The authors study security risks that arise when LLM agents spawn sub-agents (smaller agents created to delegate tasks). When a compromised parent agent creates a child, the child can inherit malicious instructions, stale state, or bad behavioral rules through shared memory — letting a single compromised agent spread its infection across an agent network. They model these "inheritance" vulnerabilities in current multi-agent frameworks and show that trust boundaries break down through insecure memory passing, weak resource controls, and improper termination rules.

Main takeaways:

  • Modern LLM agent frameworks let agents spawn sub-agents that inherit memory and instructions from parents
  • A single compromised agent can spread malicious behavior to children through inherited memory
  • Current frameworks have weak boundaries: sub-agents inherit state they shouldn't have access to
  • The authors propose defenses based on explicit security rules about what can and can't be inherited
  • Inheritance is a core architectural security concern, not just an implementation detail

Relevance

Tangentially related to my conditional-behavior work: this is about unwanted instruction persistence across agent spawning, whereas I study how instructions/behaviors conditionally activate based on context markers. The "inherited state carries behavioral rules" framing might apply if I ever think about persona leakage as a kind of unintended inheritance.

Abstract

arXiv:2605.08460v1 Announce Type: new Abstract: Since the official release of ChatGPT in 2022, large language models (LLMs) have rapidly evolved from chatbot-style interfaces into agentic systems that can delegate work through tools and newly spawned subagents. While these capabilities improve automation and scalability, they also pose new security risks in multi-agent networks. Existing research has studied how individual LLM-based agents can be compromised through prompt injection, jailbreaking, poisoned retrieval data, or malicious extensions. Less is known about what happens after one agent is compromised inside a multi-agent network. In particular, inherited memory from parent agents can carry malicious instructions, outdated states, or unintended behavioral rules into newly created subagents, allowing a local compromise to spread across agent boundaries.

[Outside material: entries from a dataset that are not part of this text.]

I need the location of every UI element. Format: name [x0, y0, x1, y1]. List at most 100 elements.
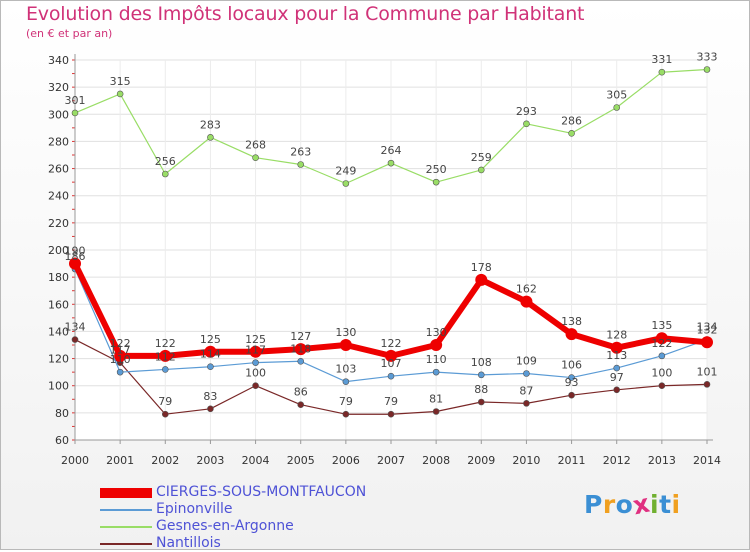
data-label: 112 — [155, 350, 176, 363]
y-tick-label: 320 — [48, 81, 69, 94]
x-tick-label: 2004 — [242, 454, 270, 467]
data-label: 128 — [606, 329, 627, 342]
data-label: 122 — [651, 337, 672, 350]
data-point — [610, 341, 623, 354]
data-point — [432, 408, 440, 415]
data-label: 87 — [519, 384, 533, 397]
y-tick-label: 240 — [48, 190, 69, 203]
data-point — [207, 363, 214, 371]
data-point — [477, 166, 485, 174]
proxiti-logo[interactable]: Proxiti — [584, 489, 681, 521]
data-point — [342, 180, 350, 187]
data-label: 134 — [697, 321, 718, 334]
y-tick-label: 100 — [48, 380, 69, 393]
data-point — [568, 129, 575, 137]
data-label: 250 — [426, 163, 447, 176]
data-point — [252, 154, 259, 162]
data-label: 106 — [561, 359, 582, 372]
data-point — [387, 372, 395, 380]
data-label: 83 — [203, 390, 217, 403]
y-tick-label: 300 — [48, 108, 69, 121]
data-label: 135 — [651, 319, 672, 332]
data-point — [114, 349, 127, 362]
data-point — [161, 410, 169, 418]
data-label: 103 — [335, 363, 356, 376]
data-point — [342, 378, 350, 385]
logo-letter: r — [602, 490, 616, 519]
data-label: 110 — [110, 353, 131, 366]
data-label: 117 — [245, 344, 266, 357]
legend-item: Epinonville — [100, 501, 420, 518]
legend-swatch — [100, 543, 152, 545]
line-chart: 60 80 100 120 140 160 180 200 220 240 260 280 300 320… — [48, 51, 721, 468]
data-label: 108 — [471, 356, 492, 369]
data-label: 305 — [606, 89, 627, 102]
x-tick-label: 2006 — [332, 454, 360, 467]
legend-label: CIERGES-SOUS-MONTFAUCON — [156, 484, 367, 500]
data-label: 134 — [65, 321, 86, 334]
data-point — [297, 401, 305, 409]
data-point — [523, 370, 530, 377]
data-point — [69, 257, 81, 270]
data-label: 117 — [110, 344, 131, 357]
data-label: 331 — [651, 53, 672, 66]
data-point — [703, 66, 711, 73]
data-label: 162 — [516, 283, 537, 296]
y-tick-label: 260 — [48, 163, 69, 176]
data-point — [71, 109, 79, 117]
data-label: 190 — [65, 245, 86, 258]
y-tick-label: 180 — [48, 271, 69, 284]
legend-swatch — [100, 526, 152, 528]
data-label: 315 — [110, 75, 131, 88]
data-point — [385, 349, 397, 362]
data-label: 79 — [158, 395, 172, 408]
data-point — [252, 382, 259, 390]
y-tick-label: 140 — [48, 325, 69, 338]
y-tick-label: 80 — [55, 407, 69, 420]
x-tick-label: 2002 — [151, 454, 179, 467]
logo-letter: i — [650, 490, 660, 519]
data-point — [249, 345, 262, 358]
x-tick-label: 2007 — [377, 454, 405, 467]
legend-label: Epinonville — [156, 501, 233, 517]
data-point — [477, 371, 485, 379]
y-tick-label: 220 — [48, 217, 69, 230]
data-label: 268 — [245, 139, 266, 152]
data-point — [565, 328, 578, 341]
data-label: 130 — [335, 326, 356, 339]
data-point — [523, 120, 530, 128]
data-point — [658, 382, 666, 390]
data-label: 93 — [565, 376, 579, 389]
data-point — [252, 359, 259, 366]
data-point — [297, 357, 305, 365]
data-point — [339, 339, 352, 351]
data-point — [568, 391, 575, 399]
chart-title: Evolution des Impôts locaux pour la Comm… — [26, 3, 585, 25]
data-point — [342, 410, 350, 418]
data-point — [387, 159, 395, 167]
data-point — [161, 366, 169, 373]
data-label: 97 — [610, 371, 624, 384]
data-point — [204, 345, 217, 358]
data-label: 122 — [155, 337, 176, 350]
y-tick-label: 200 — [48, 244, 69, 257]
y-tick-label: 120 — [48, 353, 69, 366]
logo-letter: o — [615, 490, 634, 519]
data-label: 125 — [245, 333, 266, 346]
data-point — [658, 352, 666, 360]
x-tick-label: 2005 — [287, 454, 315, 467]
data-label: 107 — [381, 357, 402, 370]
x-tick-label: 2014 — [693, 454, 721, 467]
data-label: 114 — [200, 348, 221, 361]
data-label: 88 — [474, 383, 488, 396]
legend-swatch — [100, 488, 152, 498]
chart-subtitle: (en € et par an) — [26, 27, 113, 40]
data-point — [159, 349, 172, 362]
legend-label: Gesnes-en-Argonne — [156, 518, 294, 534]
data-label: 122 — [110, 337, 131, 350]
x-tick-label: 2000 — [61, 454, 89, 467]
data-point — [477, 398, 485, 406]
data-point — [703, 381, 711, 388]
data-label: 79 — [384, 395, 398, 408]
data-label: 249 — [335, 165, 356, 178]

In this paper, we model contemporary multi-agent networks through the lens of subagent inheritance. Our analysis shows that current frameworks can violate trust boundaries through insecure memory inheritance, weak resource control, stale post-spawn state, and improper termination authority. We demonstrate these risks in real agent frameworks and propose defenses based on explicit security invariants. Our findings show that inheritance is not merely an implementation detail, but a central component influencing the security of multi-agent systems.